Ian Bottomley and A.P. Hopson


 Here are a few excerpts with my additional commentary.

In sword making it is important to know just how far the forging process should be taken; too little and the metal is not as hard as it could be, while over-working causes it to become weak and more liable to fracture.

When dry, the clay-coated blade was heated…so that the temperature of the hot metal could be judged by its colour…When at precisely the right temperature [when judged by eye by the smith], the heat-softened blade was plunged edge down into water, which was also at a critical temperature. The layer of clay surrounding the blade delayed the chilling of the body sufficiently to prevent it being hardened while allowing the full rapid cooling to take place along the edge. It was during this stage that the blade assumed most of its graceful curve; the differential quenching caused the back to contract more than the edge.

Quality sword production was time-consuming and costly, more than twenty days to produce a roughly polished blade, plus time for the fittings, scabbard, etc. Sword smiths gradually gained status as indicated by having surnames.

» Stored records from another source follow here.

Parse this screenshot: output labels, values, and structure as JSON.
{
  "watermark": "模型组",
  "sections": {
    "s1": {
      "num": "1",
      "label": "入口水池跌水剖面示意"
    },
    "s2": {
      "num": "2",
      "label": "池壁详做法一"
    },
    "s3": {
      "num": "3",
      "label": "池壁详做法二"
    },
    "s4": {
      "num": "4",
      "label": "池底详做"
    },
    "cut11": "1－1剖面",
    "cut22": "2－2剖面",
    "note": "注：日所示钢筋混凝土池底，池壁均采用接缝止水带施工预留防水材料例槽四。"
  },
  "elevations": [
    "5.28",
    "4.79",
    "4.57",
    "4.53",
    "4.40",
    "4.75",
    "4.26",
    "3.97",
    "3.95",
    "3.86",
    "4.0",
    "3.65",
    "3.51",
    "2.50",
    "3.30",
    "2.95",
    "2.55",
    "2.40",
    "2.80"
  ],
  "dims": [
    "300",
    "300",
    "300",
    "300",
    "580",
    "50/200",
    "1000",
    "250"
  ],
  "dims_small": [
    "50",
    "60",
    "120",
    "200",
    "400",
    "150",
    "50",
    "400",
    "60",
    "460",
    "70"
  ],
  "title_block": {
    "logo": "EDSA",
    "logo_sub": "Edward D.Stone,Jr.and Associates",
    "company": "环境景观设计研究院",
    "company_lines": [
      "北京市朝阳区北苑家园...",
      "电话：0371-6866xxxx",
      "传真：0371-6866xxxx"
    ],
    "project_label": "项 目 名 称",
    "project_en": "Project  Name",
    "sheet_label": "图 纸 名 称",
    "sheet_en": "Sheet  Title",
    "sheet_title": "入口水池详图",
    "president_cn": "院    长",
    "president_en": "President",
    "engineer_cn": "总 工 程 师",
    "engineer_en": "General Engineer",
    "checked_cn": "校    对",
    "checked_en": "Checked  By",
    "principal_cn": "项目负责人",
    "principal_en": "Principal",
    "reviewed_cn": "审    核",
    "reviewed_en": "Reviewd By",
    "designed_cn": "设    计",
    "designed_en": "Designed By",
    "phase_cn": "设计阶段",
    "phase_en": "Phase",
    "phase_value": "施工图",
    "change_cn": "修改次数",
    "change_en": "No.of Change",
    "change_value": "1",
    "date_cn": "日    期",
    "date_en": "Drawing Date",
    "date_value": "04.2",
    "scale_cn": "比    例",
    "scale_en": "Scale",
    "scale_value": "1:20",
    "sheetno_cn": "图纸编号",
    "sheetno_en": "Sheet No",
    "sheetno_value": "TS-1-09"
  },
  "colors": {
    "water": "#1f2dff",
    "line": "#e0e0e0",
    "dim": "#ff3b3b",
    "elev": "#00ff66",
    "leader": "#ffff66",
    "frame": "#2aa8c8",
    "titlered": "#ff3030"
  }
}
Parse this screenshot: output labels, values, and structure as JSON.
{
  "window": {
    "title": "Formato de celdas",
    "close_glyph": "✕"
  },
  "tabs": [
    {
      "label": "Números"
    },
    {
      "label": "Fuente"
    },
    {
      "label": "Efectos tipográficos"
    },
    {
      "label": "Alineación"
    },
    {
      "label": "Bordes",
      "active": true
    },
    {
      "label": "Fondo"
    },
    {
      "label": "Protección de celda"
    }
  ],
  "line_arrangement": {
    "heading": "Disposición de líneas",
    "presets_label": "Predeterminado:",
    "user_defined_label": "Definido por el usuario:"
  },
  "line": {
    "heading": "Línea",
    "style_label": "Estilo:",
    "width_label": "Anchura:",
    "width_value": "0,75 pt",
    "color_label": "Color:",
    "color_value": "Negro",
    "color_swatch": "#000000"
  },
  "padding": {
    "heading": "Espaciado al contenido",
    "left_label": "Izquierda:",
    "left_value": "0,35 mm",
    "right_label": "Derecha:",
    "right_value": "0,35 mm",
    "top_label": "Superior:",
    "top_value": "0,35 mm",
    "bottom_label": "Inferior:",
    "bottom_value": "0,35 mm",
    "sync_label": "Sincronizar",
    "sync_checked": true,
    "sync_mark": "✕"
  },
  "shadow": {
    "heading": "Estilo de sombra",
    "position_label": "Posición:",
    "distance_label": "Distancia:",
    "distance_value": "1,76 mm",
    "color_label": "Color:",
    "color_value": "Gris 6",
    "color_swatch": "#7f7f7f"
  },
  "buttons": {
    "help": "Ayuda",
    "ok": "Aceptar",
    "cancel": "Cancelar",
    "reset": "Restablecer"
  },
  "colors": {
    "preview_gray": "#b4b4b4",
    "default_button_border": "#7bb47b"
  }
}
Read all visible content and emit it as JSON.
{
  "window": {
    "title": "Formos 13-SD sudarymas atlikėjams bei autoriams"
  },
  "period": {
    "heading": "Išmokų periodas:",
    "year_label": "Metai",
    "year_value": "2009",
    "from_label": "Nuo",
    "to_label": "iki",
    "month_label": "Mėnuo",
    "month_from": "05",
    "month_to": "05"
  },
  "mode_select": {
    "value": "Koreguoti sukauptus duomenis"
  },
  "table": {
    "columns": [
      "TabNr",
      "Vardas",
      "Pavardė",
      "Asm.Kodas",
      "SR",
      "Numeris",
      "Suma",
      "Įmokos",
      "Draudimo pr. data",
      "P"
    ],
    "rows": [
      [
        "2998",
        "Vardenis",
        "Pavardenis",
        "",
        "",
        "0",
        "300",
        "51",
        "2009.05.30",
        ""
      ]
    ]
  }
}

[The encounters with Mongol invaders in the late 13th century led to changes in fighting strategy as well as arms and armour.] Mounted archery became less important [because the Mongols would not fight duels as Japanese had done in the past.] [Archery was not abandoned but the sword and naginata were taken up more rigorously.] Battles were no longer haphazard scrambles for glory and reward; now the troops were carefully orchestrated in tactical maneuvers based on Chinese military texts. Commanders took a less active role in the actual fighting, being positioned with their guard on vantage points where they could direct the movement of their troops, generally by means of a war fan [gunsen].